HINT: Re-running with most Theano optimization disabled could give you a back-trace of when this node was created. This can be done with by setting the Theano flag 'optimizer=fast_compile'. If that does not work, Theano optimizations can be disabled with 'optimizer=None'.

Case 2, setting config['copynet'] = False. It ends with:

09/26/2017 16:54:31 [INFO] encdec: sampling functions compile done.
09/26/2017 16:54:31 [INFO] keyphrase_copynet: compile ok.
09/26/2017 16:54:31 [INFO] keyphrase_copynet: 
Epoch = 1 -> Training Set Learning...
09/26/2017 16:54:31 [INFO] keyphrase_copynet: Training minibatch 114/255
09/26/2017 16:54:32 [INFO] keyphrase_copynet: Training minibatch 228/255
09/26/2017 16:54:33 [INFO] keyphrase_copynet: Training minibatch 255/255
Traceback (most recent call last):
  File "keyphrase_copynet.py", line 373, in 
    mean_ll  = np.average(np.concatenate([l[0] for l in loss_batch]))
ValueError: zero-dimensional arrays cannot be concatenated
memray commented 7 years ago

The first one may because you are requesting too much memory? What's the difference between your current setting and the original one? If the only difference is about mini_mini_batch_length, then it would be the case. For the normal RNN (without Copying ) I fixed the bug in loss function. Please check out the latest code.

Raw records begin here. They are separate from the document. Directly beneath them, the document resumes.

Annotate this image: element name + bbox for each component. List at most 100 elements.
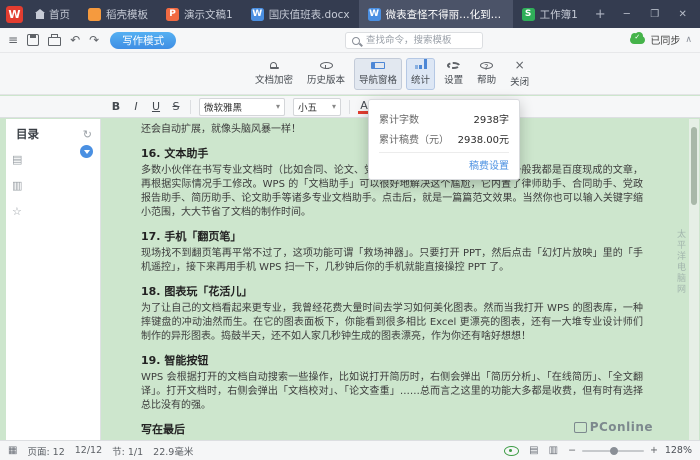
bold-button[interactable]: B — [110, 100, 122, 113]
tab-active-document[interactable]: W 微表查怪不得丽…化到什么程度了 — [358, 0, 513, 28]
chapter-view-icon[interactable]: ▥ — [12, 179, 22, 192]
navigation-pane-button[interactable]: 导航窗格 — [354, 57, 403, 90]
font-size: 小五 — [298, 102, 318, 114]
toc-header: 目录 ↻ — [6, 119, 100, 146]
tab-presentation1[interactable]: P 演示文稿1 — [157, 0, 242, 28]
tab-document-duty-roster[interactable]: W 国庆值班表.docx — [242, 0, 359, 28]
pconline-watermark: PConline — [573, 420, 653, 434]
search-input[interactable] — [364, 34, 478, 47]
italic-button[interactable]: I — [130, 100, 142, 113]
window-controls: ─ ❐ ✕ — [614, 0, 696, 28]
stat-value: 2938字 — [473, 114, 509, 126]
site-watermark-vertical: 太平洋电脑网 — [675, 229, 685, 295]
tab-workbook1[interactable]: S 工作簿1 — [513, 0, 587, 28]
status-page-count: 12/12 — [74, 445, 103, 456]
section-heading: 写在最后 — [141, 423, 185, 436]
status-section: 节: 1/1 — [112, 446, 144, 458]
fee-settings-link[interactable]: 稿费设置 — [379, 157, 509, 172]
section-19: 19. 智能按钮 WPS 会根据打开的文档自动搜索一些操作，比如说打开简历时，右… — [141, 352, 643, 413]
minimize-button[interactable]: ─ — [614, 0, 640, 28]
chevron-down-icon: ▾ — [275, 102, 280, 111]
close-window-button[interactable]: ✕ — [670, 0, 696, 28]
help-button[interactable]: 帮助 — [472, 58, 501, 90]
section-body: WPS 会根据打开的文档自动搜索一些操作，比如说打开简历时，右侧会弹出「简历分析… — [141, 372, 643, 411]
work-area: 目录 ↻ ▤ ▥ ☆ 还会自动扩展，就像头脑风暴一样！ 16. 文本助手 多数小… — [0, 119, 700, 440]
tab-label: 工作簿1 — [539, 8, 578, 21]
button-label: 设置 — [444, 74, 464, 86]
font-size-select[interactable]: 小五 ▾ — [293, 97, 341, 116]
quick-access-toolbar: ≡ ↶ ↷ 写作模式 ✓ 已同步 ∧ — [0, 28, 700, 53]
search-icon — [352, 36, 360, 45]
question-icon — [480, 61, 494, 72]
collapse-panel-button[interactable] — [80, 145, 93, 158]
sync-status[interactable]: ✓ 已同步 ∧ — [630, 31, 692, 47]
button-label: 帮助 — [477, 74, 497, 86]
tab-label: 国庆值班表.docx — [268, 8, 350, 21]
vertical-scrollbar[interactable] — [689, 119, 699, 440]
save-icon[interactable] — [27, 34, 40, 46]
zoom-level[interactable]: 128% — [664, 445, 692, 456]
toc-view-options: ▤ ▥ ☆ — [12, 153, 22, 218]
tab-label: 稻壳模板 — [106, 8, 148, 21]
outline-view-icon[interactable]: ▤ — [12, 153, 22, 166]
bar-chart-icon — [414, 58, 427, 69]
tab-label: 首页 — [49, 8, 70, 21]
strikethrough-button[interactable]: S — [170, 100, 182, 113]
cloud-sync-icon: ✓ — [630, 31, 646, 44]
scrollbar-thumb[interactable] — [691, 127, 697, 205]
divider — [379, 152, 509, 153]
status-page: 页面: 12 — [27, 446, 65, 458]
encrypt-document-button[interactable]: 文档加密 — [250, 58, 298, 90]
collapse-ribbon-icon[interactable]: ∧ — [685, 35, 692, 45]
button-label: 历史版本 — [307, 74, 346, 86]
toc-title: 目录 — [16, 127, 39, 141]
new-tab-button[interactable]: + — [587, 7, 614, 22]
button-label: 统计 — [411, 74, 431, 86]
zoom-slider[interactable] — [582, 446, 645, 455]
refresh-icon[interactable]: ↻ — [83, 128, 92, 141]
statistics-button[interactable]: 统计 — [406, 57, 436, 90]
eye-protection-icon[interactable] — [504, 445, 520, 456]
button-label: 导航窗格 — [359, 74, 398, 86]
undo-icon[interactable]: ↶ — [70, 34, 80, 46]
page-grid-icon: ▦ — [8, 445, 18, 456]
presentation-icon: P — [166, 7, 179, 21]
menu-icon[interactable]: ≡ — [8, 34, 18, 46]
settings-button[interactable]: 设置 — [439, 58, 468, 90]
maximize-button[interactable]: ❐ — [642, 0, 668, 28]
wps-logo-icon: W — [6, 5, 23, 23]
redo-icon[interactable]: ↷ — [89, 34, 99, 46]
stat-label: 累计字数 — [379, 114, 419, 126]
print-icon[interactable] — [48, 34, 62, 46]
home-icon — [35, 8, 45, 19]
font-family-select[interactable]: 微软雅黑 ▾ — [199, 97, 285, 116]
page-view-icon[interactable]: ▤ — [529, 445, 538, 456]
clock-icon — [319, 61, 333, 69]
stat-row: 累计字数 2938字 — [379, 108, 509, 128]
button-label: 关闭 — [510, 76, 530, 88]
history-versions-button[interactable]: 历史版本 — [302, 58, 350, 90]
tab-home[interactable]: 首页 — [27, 0, 79, 28]
wps-window: W 首页 稻壳模板 P 演示文稿1 W 国庆值班表.docx W 微表查怪不得丽… — [0, 0, 700, 460]
web-view-icon[interactable]: ▥ — [549, 445, 558, 456]
writing-mode-button[interactable]: 写作模式 — [110, 31, 177, 49]
stat-row: 累计稿费（元） 2938.00元 — [379, 128, 509, 148]
separator — [190, 99, 191, 114]
tab-docer-templates[interactable]: 稻壳模板 — [79, 0, 157, 28]
stat-value: 2938.00元 — [457, 134, 509, 146]
statistics-popup: 累计字数 2938字 累计稿费（元） 2938.00元 稿费设置 — [368, 99, 520, 180]
section-18: 18. 图表玩「花活儿」 为了让自己的文档看起来更专业，我曾经花费大量时间去学习… — [141, 283, 643, 344]
zoom-controls: − + 128% — [568, 445, 692, 456]
section-body: 现场找不到翻页笔再平常不过了，这项功能可谓「救场神器」。只要打开 PPT，然后点… — [141, 248, 643, 273]
command-search[interactable] — [345, 32, 483, 49]
zoom-out-button[interactable]: − — [568, 445, 576, 456]
watermark-text: PConline — [589, 420, 653, 434]
zoom-slider-knob[interactable] — [609, 446, 618, 455]
zoom-in-button[interactable]: + — [650, 445, 658, 456]
underline-button[interactable]: U — [150, 100, 162, 113]
close-pane-button[interactable]: × 关闭 — [505, 58, 534, 90]
bookmark-view-icon[interactable]: ☆ — [12, 205, 22, 218]
tab-label: 微表查怪不得丽…化到什么程度了 — [385, 8, 504, 21]
titlebar: W 首页 稻壳模板 P 演示文稿1 W 国庆值班表.docx W 微表查怪不得丽… — [0, 0, 700, 28]
stat-label: 累计稿费（元） — [379, 134, 449, 146]
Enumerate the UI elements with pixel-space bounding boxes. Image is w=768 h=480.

CQRachel commented 7 years ago

The first case looks like the memory problem. The result is the outcome of the original 'config.py' setting. I changed nothing. The code runs OK when training a smaller model (the result of 25 hours). The changes are as below. In this successful case, mini_mini_batch_length is still 300000. So I think mini_mini_batch_length may not be my real problem.

config['bidirectional']   = False
config['enc_embedd_dim']  = 100#150    
config['enc_hidden_dim']  = 150#300
config['dec_embedd_dim']  = 100#150 
config['dec_hidden_dim']  = 180#300

BUT, It is supposed to be able to handle the original setting because my environment is 8gb memory. I don't know what's wrong.

memray commented 7 years ago

Sorry, I'm not quite sure what the reason is. You mean you reduce the size of model but it causes memory problem?